ÖKUMENISCHES TREFFEN

ANSPRACHE VON BENEDIKT XVI.

Pfarrei "St. Joseph", New York
Freitag, 18. April 2008

 

Liebe Brüder und Schwestern in Christus!

Mein Herz ist voll Dankbarkeit gegenüber dem allmächtigen Gott – dem »Vater aller, der über allem und durch alles und in allem ist« (Eph 4,6) – für diese segensreiche Gelegenheit, an diesem Abend mit euch zum Gebet zusammenzukommen. Ich danke Bischof Dennis Sullivan für seinen freundlichen Willkommensgruß und grüße sehr herzlich alle Anwesenden, die die verschiedenen christlichen Gemeinschaften in den Vereinigten Staaten vertreten. Der Friede unseres Herrn und Erlösers sei mit euch allen!
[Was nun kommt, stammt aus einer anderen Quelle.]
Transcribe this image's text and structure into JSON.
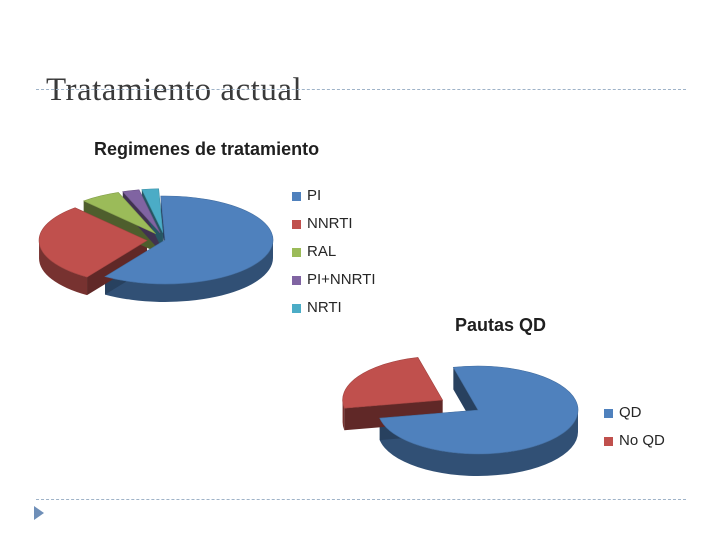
{
  "slide": {
    "title": "Tratamiento actual"
  },
  "chart_data": [
    {
      "type": "pie",
      "title": "Regimenes de tratamiento",
      "legend": "right",
      "slices": [
        {
          "label": "PI",
          "value": 60,
          "color": "#4f81bd",
          "exploded": false
        },
        {
          "label": "NNRTI",
          "value": 29,
          "color": "#c0504d",
          "exploded": true
        },
        {
          "label": "RAL",
          "value": 6,
          "color": "#9bbb59",
          "exploded": true
        },
        {
          "label": "PI+NNRTI",
          "value": 2.5,
          "color": "#8064a2",
          "exploded": true
        },
        {
          "label": "NRTI",
          "value": 2.5,
          "color": "#4bacc6",
          "exploded": true
        }
      ]
    },
    {
      "type": "pie",
      "title": "Pautas QD",
      "legend": "right",
      "slices": [
        {
          "label": "QD",
          "value": 76,
          "color": "#4f81bd",
          "exploded": false
        },
        {
          "label": "No QD",
          "value": 24,
          "color": "#c0504d",
          "exploded": true
        }
      ]
    }
  ]
}
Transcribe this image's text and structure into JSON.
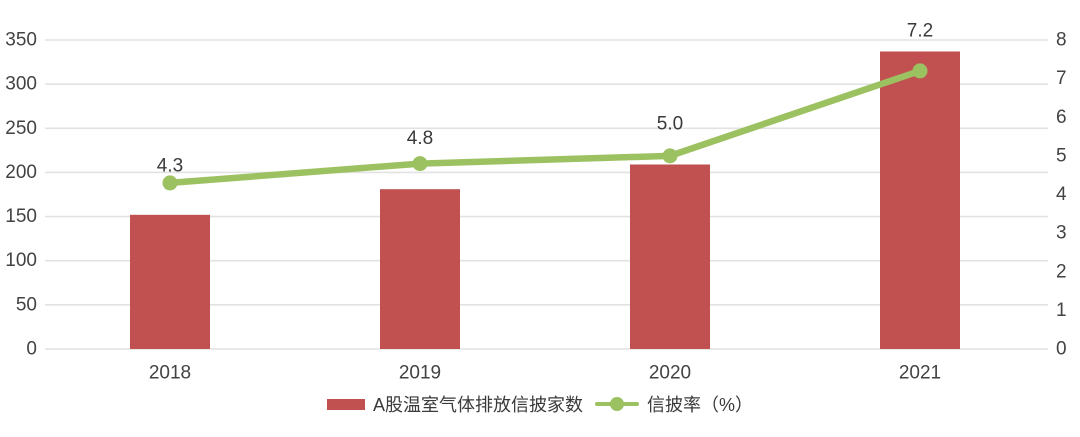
{
  "chart_data": {
    "type": "bar",
    "subtype": "combo-bar-line",
    "categories": [
      "2018",
      "2019",
      "2020",
      "2021"
    ],
    "series": [
      {
        "name": "A股温室气体排放信披家数",
        "type": "bar",
        "axis": "left",
        "values": [
          152,
          181,
          209,
          337
        ],
        "color": "#C05150"
      },
      {
        "name": "信披率（%）",
        "type": "line",
        "axis": "right",
        "values": [
          4.3,
          4.8,
          5.0,
          7.2
        ],
        "point_labels": [
          "4.3",
          "4.8",
          "5.0",
          "7.2"
        ],
        "color": "#9CC161"
      }
    ],
    "left_axis": {
      "min": 0,
      "max": 350,
      "step": 50,
      "ticks": [
        "0",
        "50",
        "100",
        "150",
        "200",
        "250",
        "300",
        "350"
      ]
    },
    "right_axis": {
      "min": 0,
      "max": 8,
      "step": 1,
      "ticks": [
        "0",
        "1",
        "2",
        "3",
        "4",
        "5",
        "6",
        "7",
        "8"
      ]
    },
    "title": "",
    "xlabel": "",
    "ylabel": "",
    "grid": true,
    "legend_position": "bottom",
    "colors": {
      "bar": "#C05150",
      "line": "#9CC161",
      "grid": "#E2E2E2",
      "tick_text": "#434343",
      "label_text": "#3a3a3a",
      "background": "#FFFFFF"
    }
  }
}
Durch euch möchte ich meine aufrichtige Anerkennung für die unermeßlich wertvolle Arbeit all derer aussprechen, die sich im Ökumenismus engagieren: des Nationalrats der Kirchen, der Vereinigung »Christian Churches Together«, des Sekretariats der katholischen Bischöfe für ökumenische und interreligiöse Angelegenheiten und vieler anderer. Der Beitrag der Christen in den Vereinigten Staaten zur ökumenischen Bewegung ist in der ganzen Welt spürbar. Ich ermutige euch alle, eure Arbeit fortzusetzen und dabei stets auf die Gnade des auferstandenen Christus zu vertrauen, dem zu dienen wir bestrebt sind, »um in seinem Namen … zum Gehorsam des Glaubens zu führen« (Röm 1,5).

Wir haben gerade den Abschnitt aus der Schrift gehört, in dem Paulus – »um des Herrn willen im Gefängnis« – seinen leidenschaftlichen Appell an die Mitglieder der christlichen Gemeinde in Ephesus richtet. »Ich ermahne euch«, so schreibt er, »ein Leben zu führen, das des Rufes würdig ist, der an euch erging … und bemüht euch, die Einheit des Geistes zu wahren durch den Frieden, der euch zusammenhält« (Eph 4,1–3). Nach seinem leidenschaftlichen Aufruf zur Einheit erinnert Paulus seine Hörer daran, daß Jesus, nachdem er zum Himmel aufgefahren war, den Männern und Frauen alle Gaben gewährte, die notwendig sind, um den Leib Christi aufzubauen (vgl. Eph 4,11–13).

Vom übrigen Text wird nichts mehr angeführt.